Is 80 MB/s realistic on a home NAS in this price range? Not many of them are doing that on the smallnetbuilder charts when you set max to $300 http://www.smallnetbuilder.com/index.php?option=com_nas&Itemid=190

No 80MB/s is not realistic at all for $300 NAS, no matter how may drive bays you're looking at. The comparison chart you've got there pretty much sums it up.

The limiting factor is not the gigabit ethernet connection (all of them have it), rather than the processing power and RAM. Those parts are expensive. NAS systems that saturate the gigabit port (like the Thecus N7700) are equipped with dual core processors in order to perform that good.
 
No 80MB/s is not realistic at all for $300 NAS, no matter how may drive bays you're looking at. The comparison chart you've got there pretty much sums it up.

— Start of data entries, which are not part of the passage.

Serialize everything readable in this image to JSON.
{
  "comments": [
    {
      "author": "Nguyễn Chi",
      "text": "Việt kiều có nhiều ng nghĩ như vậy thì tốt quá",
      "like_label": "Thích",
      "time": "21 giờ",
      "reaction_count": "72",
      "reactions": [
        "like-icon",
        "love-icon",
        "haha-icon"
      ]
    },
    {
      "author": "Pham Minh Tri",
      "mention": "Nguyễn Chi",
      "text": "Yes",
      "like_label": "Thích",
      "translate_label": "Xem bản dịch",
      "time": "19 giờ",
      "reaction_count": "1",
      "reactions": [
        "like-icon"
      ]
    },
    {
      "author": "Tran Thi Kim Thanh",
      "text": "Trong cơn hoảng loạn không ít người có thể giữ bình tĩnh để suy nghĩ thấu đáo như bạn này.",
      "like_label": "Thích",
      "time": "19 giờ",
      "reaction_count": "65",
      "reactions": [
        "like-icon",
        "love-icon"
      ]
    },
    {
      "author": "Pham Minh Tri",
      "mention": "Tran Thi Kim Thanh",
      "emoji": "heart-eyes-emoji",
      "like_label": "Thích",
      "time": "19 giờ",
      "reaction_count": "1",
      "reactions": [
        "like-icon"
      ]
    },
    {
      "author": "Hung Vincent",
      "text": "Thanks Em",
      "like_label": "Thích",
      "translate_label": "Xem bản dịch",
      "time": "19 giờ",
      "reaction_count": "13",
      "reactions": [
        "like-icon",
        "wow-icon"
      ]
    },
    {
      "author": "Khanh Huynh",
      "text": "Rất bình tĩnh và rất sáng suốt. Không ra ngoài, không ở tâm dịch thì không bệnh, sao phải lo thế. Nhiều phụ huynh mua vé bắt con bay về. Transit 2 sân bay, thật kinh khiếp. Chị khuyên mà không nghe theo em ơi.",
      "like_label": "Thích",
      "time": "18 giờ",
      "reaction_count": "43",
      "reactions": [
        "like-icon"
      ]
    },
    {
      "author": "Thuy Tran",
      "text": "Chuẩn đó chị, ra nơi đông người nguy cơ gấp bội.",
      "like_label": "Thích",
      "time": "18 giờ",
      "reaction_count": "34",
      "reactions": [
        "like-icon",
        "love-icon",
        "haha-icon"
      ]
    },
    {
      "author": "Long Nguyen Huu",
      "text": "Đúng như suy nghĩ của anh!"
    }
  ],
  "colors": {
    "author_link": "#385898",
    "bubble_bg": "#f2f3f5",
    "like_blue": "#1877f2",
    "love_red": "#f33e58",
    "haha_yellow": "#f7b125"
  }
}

The limiting factor is not the gigabit ethernet connection (all of them have it), rather than the processing power and RAM. Those parts are expensive. NAS systems that saturate the gigabit port (like the Thecus N7700) are equipped with dual core processors in order to perform that good.

PC media server comes into mind there - cheaper and better :)
 
PC media server comes into mind there - cheaper and better :)

"Better" is relative. For most users a simple, small box that is easy to maintain is more convenient than a PC, plus offers multiple services out of the box, no big configuration required.

If you build your own media PC you have to be picky with the hardware and even more with the software.

Personally I always chose the dedicated file server route, simply because there are no NAS boxes that fulfil my needs. But if I could, I would go NAS all the way.
 
"Better" is relative. For most users a simple, small box that is easy to maintain is more convenient than a PC, plus offers multiple services out of the box, no big configuration required.

If you build your own media PC you have to be picky with the hardware and even more with the software.

Personally I always chose the dedicated file server route, simply because there are no NAS boxes that fulfil my needs. But if I could, I would go NAS all the way.

without doubt i agree there. the NAS certainly is easier - but there are many drawbacks as you said. most do not natively support AFP, bonjour, iTunes media server, ps3 media server, etc.

for me, i am fed up with external enclosures - and i see the only benefit (for me) as being that they use less power. i will probably purchase a Fractal Refine case (can hold + 10 HDDs)+ low end Core2Duo CPU for less then the price of a NAS enclosure - it will work better in every way other then power usage (which would be a close match though).
 
I'm using a QNAP TS-239 Pro II. The speeds are pretty good as it has an Atom processor, but one thing I didn't consider when buying (doh!) is that the speeds end up being limited by the internal drive of the Mac Mini I'm connecting to it from.
AFP/Bonjour work fine, and it runs Time Machine for my 3 machines over GigE ethernet.
 
I'm also looking for a NAS drive, just to store my music, photos, videos, and whatever else I might need to. I also need it to be able to stream content to my Xbox 360 and iPad/iPhone.
I was also looking at the WD My Book World Edition.

Does the DLNA server work properly? (For streaming content to xbox 360)
And does it work properly as an iTunes media server so that I don't need to store my iTunes library on my laptop?
 
Synology Is Very Mac Friendly

I have a Synology DS110J with a 2TB Western Digital WD20EARS drive. The Synology NAS line is so Mac friendly that it's scary. Check out what SmallNetBuilder has to say about them.

I've heard good things about the QNAP NAS line, but can't confirm their goodness.